Why iron deficiency is so common in pregnancy
Pregnancy nearly doubles your iron requirement. Your body uses iron to: • Expand your blood volume by 40–50% • Build the placenta • Develop your baby's brain and red blood cell mass • Prepare for blood loss at delivery (average 500–1000ml) Roughly 40% of pregnant Canadian women develop iron deficiency anemia by the third trimester, and the percentage is higher in those who started pregnancy with already-low ferritin. Untreated iron deficiency in pregnancy is linked to low birth weight, preterm delivery, postpartum depression, and slower infant cognitive development. Treating it matters.
Why oral iron often isn't enough in pregnancy
Pregnant women need ~30 mg of absorbed iron per day. Even on the strongest oral iron pill, you'll typically only absorb 5–10 mg/day — not nearly enough to keep up with the demand of late pregnancy. Compounding the problem: • Pregnancy nausea makes pills hard to tolerate • Pregnancy constipation is worsened by oral iron • Some women have absorption issues (Crohn's, celiac, prior bariatric surgery) • Severe anemia in late pregnancy can't wait the 3 months pills take to work This is exactly the situation IV iron solves.
Is IV iron safe during pregnancy?
Yes — in the second and third trimesters. Monoferric and Venofer are both classified as Pregnancy Category B in the U.S. and are widely used in Canadian, European, and Australian obstetric practice. Major obstetric guidelines (SOGC in Canada, RCOG in the UK, ACOG in the US) all recommend IV iron as the second-line treatment for moderate-to-severe iron deficiency anemia in pregnancy when oral iron is not tolerated or insufficient. The first trimester is the exception. We do not infuse iron in the first 12 weeks because of theoretical (though unproven) concerns and because organogenesis is occurring. We wait until 13+ weeks gestation for elective infusions.

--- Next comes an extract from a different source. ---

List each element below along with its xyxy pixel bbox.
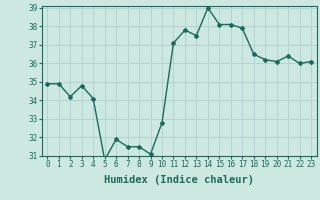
X-axis label: Humidex (Indice chaleur): Humidex (Indice chaleur) (104, 175, 254, 185)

When IV iron is recommended in pregnancy
Your obstetrician or midwife may refer you for IV iron if: • Your hemoglobin is below 100 g/L • Your ferritin is below 30 ng/mL • You can't tolerate oral iron supplements • You've been on oral iron 4+ weeks with little improvement • You have heavy GI bleeding, IBD, or absorption issues • You're approaching your due date and need rapid replenishment • You have a history of postpartum hemorrhage and want to enter delivery with optimal iron stores
What to expect at MED1 during pregnancy
Our process for pregnant patients includes a few extra precautions: 1. Coordination with your OB — we always communicate with your obstetrician or midwife before treatment. 2. Extended pre-infusion consultation — we review your bloodwork, ultrasounds, and pregnancy history. 3. Slower infusion rate — we typically infuse over 45 minutes (vs. 30 for non-pregnant patients) to minimize any reaction. 4. Extended monitoring — 30 minutes of post-infusion observation. 5. Full follow-up — repeat bloodwork at 4 weeks to confirm response, with results sent to your OB. You can drive yourself home and return to normal activities immediately. Most patients report feeling significantly better within 7–14 days.